An Indian origin scientist has revealed an anti-inflammatory small protein which might cure type 2 diabetes by maintaining a normal blood glucose level and the immune tolerance.
New research from Uppsala University reveals that the administration of interleukin-35, a protein made by immune cells, to mice with type 1 diabetes, reverses the disease.
Dr. Kailash Singh, a PhD student at Uppsala University from professor Stellan Sandler’s research group , studied so-called immune regulatory T cells’ actions in type one diabetes mouse models.
The study shows that the immune regulatory T cells alter their function by producing pro-inflammatory destructive proteins instead of protective anti-inflammatory proteins such as interleukin-35 under type 1 diabetes conditions.
Dr Singh said that this suggests that the good guys have gone bad in early development of type 1 diabetes and therefore our immune cells destroy the beta cell.
Furthermore, the concentration of interleukin-35 was lower in type 1 diabetes patients compared to healthy individuals. These findings may suggest that interleukin-35 could play a crucial role in human type 1 condition.
Additionally, the researchers also found a novel mechanism that explains how the immune regulatory T cells are changing their destiny under a type one diabetes condition.

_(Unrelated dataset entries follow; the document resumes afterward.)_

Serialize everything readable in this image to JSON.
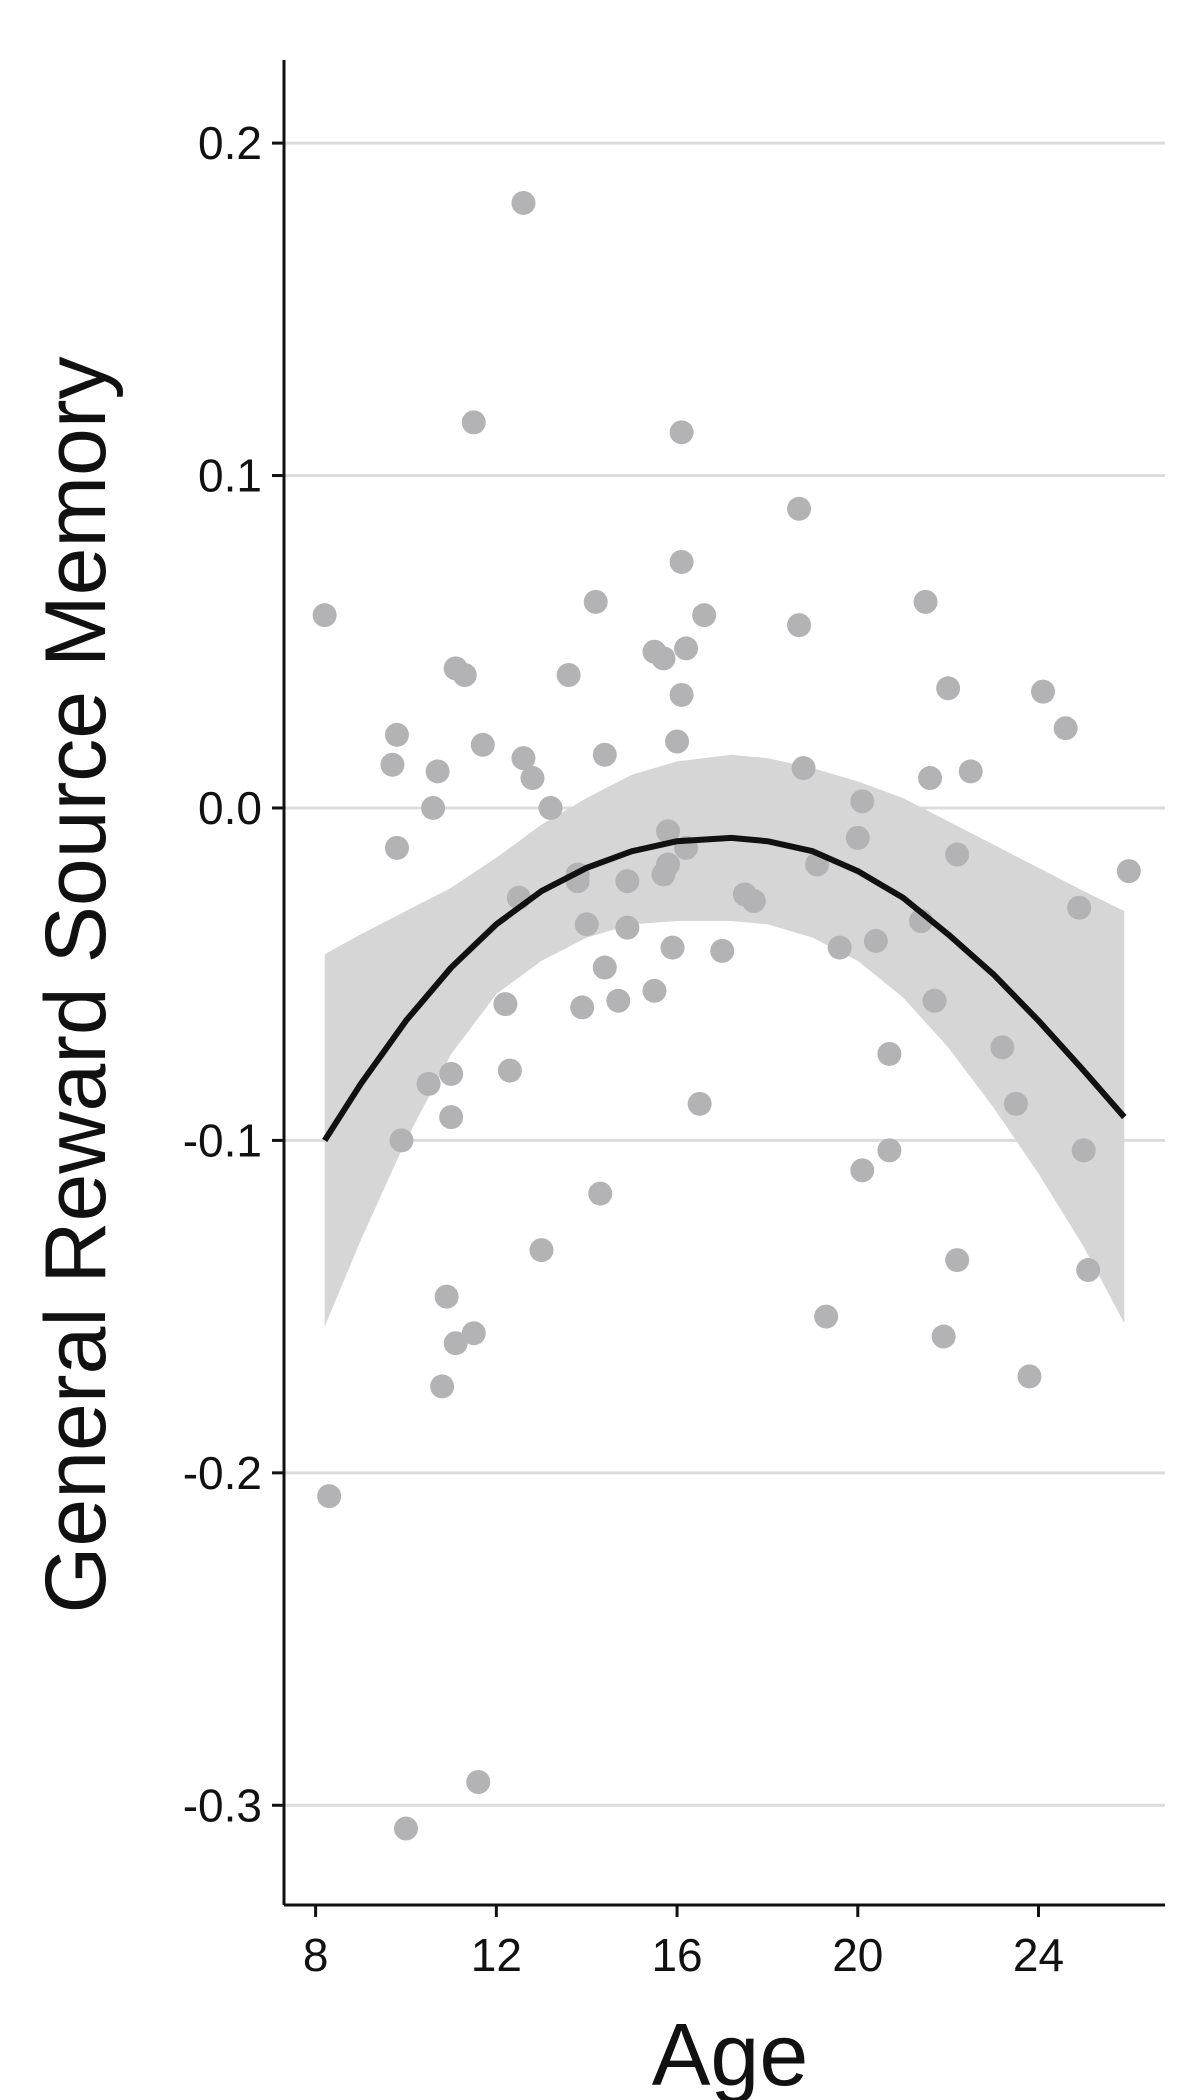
{
  "chart_data": {
    "type": "scatter",
    "title": "",
    "xlabel": "Age",
    "ylabel": "General Reward Source Memory",
    "xlim": [
      7.3,
      26.8
    ],
    "ylim": [
      -0.33,
      0.225
    ],
    "x_ticks": [
      8,
      12,
      16,
      20,
      24
    ],
    "x_tick_labels": [
      "8",
      "12",
      "16",
      "20",
      "24"
    ],
    "y_ticks": [
      0.2,
      0.1,
      0.0,
      -0.1,
      -0.2,
      -0.3
    ],
    "y_tick_labels": [
      "0.2",
      "0.1",
      "0.0",
      "-0.1",
      "-0.2",
      "-0.3"
    ],
    "grid": "horizontal",
    "legend": "none",
    "colors": {
      "points": "#b3b3b6",
      "fit_line": "#111111",
      "ribbon": "#d6d6d6",
      "grid": "#dcdcdc",
      "axis": "#111111"
    },
    "series": [
      {
        "type": "scatter",
        "points": [
          {
            "x": 8.2,
            "y": 0.058
          },
          {
            "x": 8.3,
            "y": -0.207
          },
          {
            "x": 9.7,
            "y": 0.013
          },
          {
            "x": 9.8,
            "y": 0.022
          },
          {
            "x": 9.8,
            "y": -0.012
          },
          {
            "x": 9.9,
            "y": -0.1
          },
          {
            "x": 10.0,
            "y": -0.307
          },
          {
            "x": 10.5,
            "y": -0.083
          },
          {
            "x": 10.6,
            "y": 0.0
          },
          {
            "x": 10.7,
            "y": 0.011
          },
          {
            "x": 10.8,
            "y": -0.174
          },
          {
            "x": 10.9,
            "y": -0.147
          },
          {
            "x": 11.0,
            "y": -0.08
          },
          {
            "x": 11.0,
            "y": -0.093
          },
          {
            "x": 11.1,
            "y": -0.161
          },
          {
            "x": 11.1,
            "y": 0.042
          },
          {
            "x": 11.3,
            "y": 0.04
          },
          {
            "x": 11.5,
            "y": -0.158
          },
          {
            "x": 11.5,
            "y": 0.116
          },
          {
            "x": 11.6,
            "y": -0.293
          },
          {
            "x": 11.7,
            "y": 0.019
          },
          {
            "x": 12.2,
            "y": -0.059
          },
          {
            "x": 12.3,
            "y": -0.079
          },
          {
            "x": 12.5,
            "y": -0.027
          },
          {
            "x": 12.6,
            "y": 0.182
          },
          {
            "x": 12.6,
            "y": 0.015
          },
          {
            "x": 12.8,
            "y": 0.009
          },
          {
            "x": 13.0,
            "y": -0.133
          },
          {
            "x": 13.2,
            "y": 0.0
          },
          {
            "x": 13.6,
            "y": 0.04
          },
          {
            "x": 13.8,
            "y": -0.02
          },
          {
            "x": 13.8,
            "y": -0.022
          },
          {
            "x": 13.9,
            "y": -0.06
          },
          {
            "x": 14.0,
            "y": -0.035
          },
          {
            "x": 14.2,
            "y": 0.062
          },
          {
            "x": 14.3,
            "y": -0.116
          },
          {
            "x": 14.4,
            "y": 0.016
          },
          {
            "x": 14.4,
            "y": -0.048
          },
          {
            "x": 14.7,
            "y": -0.058
          },
          {
            "x": 14.9,
            "y": -0.036
          },
          {
            "x": 14.9,
            "y": -0.022
          },
          {
            "x": 15.5,
            "y": -0.055
          },
          {
            "x": 15.5,
            "y": 0.047
          },
          {
            "x": 15.7,
            "y": -0.02
          },
          {
            "x": 15.7,
            "y": 0.045
          },
          {
            "x": 15.8,
            "y": -0.017
          },
          {
            "x": 15.8,
            "y": -0.007
          },
          {
            "x": 15.9,
            "y": -0.042
          },
          {
            "x": 16.0,
            "y": 0.02
          },
          {
            "x": 16.1,
            "y": 0.113
          },
          {
            "x": 16.1,
            "y": 0.074
          },
          {
            "x": 16.1,
            "y": 0.034
          },
          {
            "x": 16.2,
            "y": -0.012
          },
          {
            "x": 16.2,
            "y": 0.048
          },
          {
            "x": 16.5,
            "y": -0.089
          },
          {
            "x": 16.6,
            "y": 0.058
          },
          {
            "x": 17.0,
            "y": -0.043
          },
          {
            "x": 17.5,
            "y": -0.026
          },
          {
            "x": 17.7,
            "y": -0.028
          },
          {
            "x": 18.7,
            "y": 0.09
          },
          {
            "x": 18.7,
            "y": 0.055
          },
          {
            "x": 18.8,
            "y": 0.012
          },
          {
            "x": 19.1,
            "y": -0.017
          },
          {
            "x": 19.3,
            "y": -0.153
          },
          {
            "x": 19.6,
            "y": -0.042
          },
          {
            "x": 20.0,
            "y": -0.009
          },
          {
            "x": 20.1,
            "y": 0.002
          },
          {
            "x": 20.1,
            "y": -0.109
          },
          {
            "x": 20.4,
            "y": -0.04
          },
          {
            "x": 20.7,
            "y": -0.074
          },
          {
            "x": 20.7,
            "y": -0.103
          },
          {
            "x": 21.4,
            "y": -0.034
          },
          {
            "x": 21.5,
            "y": 0.062
          },
          {
            "x": 21.6,
            "y": 0.009
          },
          {
            "x": 21.7,
            "y": -0.058
          },
          {
            "x": 21.9,
            "y": -0.159
          },
          {
            "x": 22.0,
            "y": 0.036
          },
          {
            "x": 22.2,
            "y": -0.014
          },
          {
            "x": 22.2,
            "y": -0.136
          },
          {
            "x": 22.5,
            "y": 0.011
          },
          {
            "x": 23.2,
            "y": -0.072
          },
          {
            "x": 23.5,
            "y": -0.089
          },
          {
            "x": 23.8,
            "y": -0.171
          },
          {
            "x": 24.1,
            "y": 0.035
          },
          {
            "x": 24.6,
            "y": 0.024
          },
          {
            "x": 24.9,
            "y": -0.03
          },
          {
            "x": 25.0,
            "y": -0.103
          },
          {
            "x": 25.1,
            "y": -0.139
          },
          {
            "x": 26.0,
            "y": -0.019
          }
        ]
      },
      {
        "type": "line",
        "points": [
          {
            "x": 8.2,
            "y": -0.1
          },
          {
            "x": 9.0,
            "y": -0.083
          },
          {
            "x": 10.0,
            "y": -0.064
          },
          {
            "x": 11.0,
            "y": -0.048
          },
          {
            "x": 12.0,
            "y": -0.035
          },
          {
            "x": 13.0,
            "y": -0.025
          },
          {
            "x": 14.0,
            "y": -0.018
          },
          {
            "x": 15.0,
            "y": -0.013
          },
          {
            "x": 16.0,
            "y": -0.01
          },
          {
            "x": 17.2,
            "y": -0.009
          },
          {
            "x": 18.0,
            "y": -0.01
          },
          {
            "x": 19.0,
            "y": -0.013
          },
          {
            "x": 20.0,
            "y": -0.019
          },
          {
            "x": 21.0,
            "y": -0.027
          },
          {
            "x": 22.0,
            "y": -0.038
          },
          {
            "x": 23.0,
            "y": -0.05
          },
          {
            "x": 24.0,
            "y": -0.064
          },
          {
            "x": 25.0,
            "y": -0.079
          },
          {
            "x": 25.9,
            "y": -0.093
          }
        ]
      },
      {
        "type": "area",
        "upper": [
          {
            "x": 8.2,
            "y": -0.044
          },
          {
            "x": 9.0,
            "y": -0.038
          },
          {
            "x": 10.0,
            "y": -0.031
          },
          {
            "x": 11.0,
            "y": -0.024
          },
          {
            "x": 12.0,
            "y": -0.015
          },
          {
            "x": 13.0,
            "y": -0.005
          },
          {
            "x": 14.0,
            "y": 0.003
          },
          {
            "x": 15.0,
            "y": 0.01
          },
          {
            "x": 16.0,
            "y": 0.014
          },
          {
            "x": 17.2,
            "y": 0.016
          },
          {
            "x": 18.0,
            "y": 0.015
          },
          {
            "x": 19.0,
            "y": 0.012
          },
          {
            "x": 20.0,
            "y": 0.008
          },
          {
            "x": 21.0,
            "y": 0.003
          },
          {
            "x": 22.0,
            "y": -0.004
          },
          {
            "x": 23.0,
            "y": -0.011
          },
          {
            "x": 24.0,
            "y": -0.018
          },
          {
            "x": 25.0,
            "y": -0.025
          },
          {
            "x": 25.9,
            "y": -0.031
          }
        ],
        "lower": [
          {
            "x": 8.2,
            "y": -0.156
          },
          {
            "x": 9.0,
            "y": -0.13
          },
          {
            "x": 10.0,
            "y": -0.1
          },
          {
            "x": 11.0,
            "y": -0.074
          },
          {
            "x": 12.0,
            "y": -0.056
          },
          {
            "x": 13.0,
            "y": -0.046
          },
          {
            "x": 14.0,
            "y": -0.039
          },
          {
            "x": 15.0,
            "y": -0.035
          },
          {
            "x": 16.0,
            "y": -0.034
          },
          {
            "x": 17.2,
            "y": -0.034
          },
          {
            "x": 18.0,
            "y": -0.035
          },
          {
            "x": 19.0,
            "y": -0.039
          },
          {
            "x": 20.0,
            "y": -0.046
          },
          {
            "x": 21.0,
            "y": -0.057
          },
          {
            "x": 22.0,
            "y": -0.072
          },
          {
            "x": 23.0,
            "y": -0.09
          },
          {
            "x": 24.0,
            "y": -0.11
          },
          {
            "x": 25.0,
            "y": -0.132
          },
          {
            "x": 25.9,
            "y": -0.155
          }
        ]
      }
    ]
  }
}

The team tested whether or not interleukin-35 could also suppress development of type 1 diabetes and reverse established type 1 diabetes.
To induce type 1 diabetes in mice, the team injected a chemical compound called streptozotocin. These mice developed signs of type 1 diabetes and increasing blood glucose levels similar as in human type 1 diabetes.
Interleukin-35 injections given after disease induction prevented from development of type 1 diabetes. Noticeably, Interleukin-35 injections to mice normalised blood glucose concentrations.
The research team also successfully investigated interleukin-35 in another model of type 1 diabetes called non-obese diabetic mouse (NOD). The interruption of interleukin-35 treatment did not result in return of diabetes in any of the mouse models.
Dr Singh said that they provided an insight into a novel mechanism: how immune regulatory T cells change their fate under autoimmune conditions.
The study is published in the journal Scientific Reports.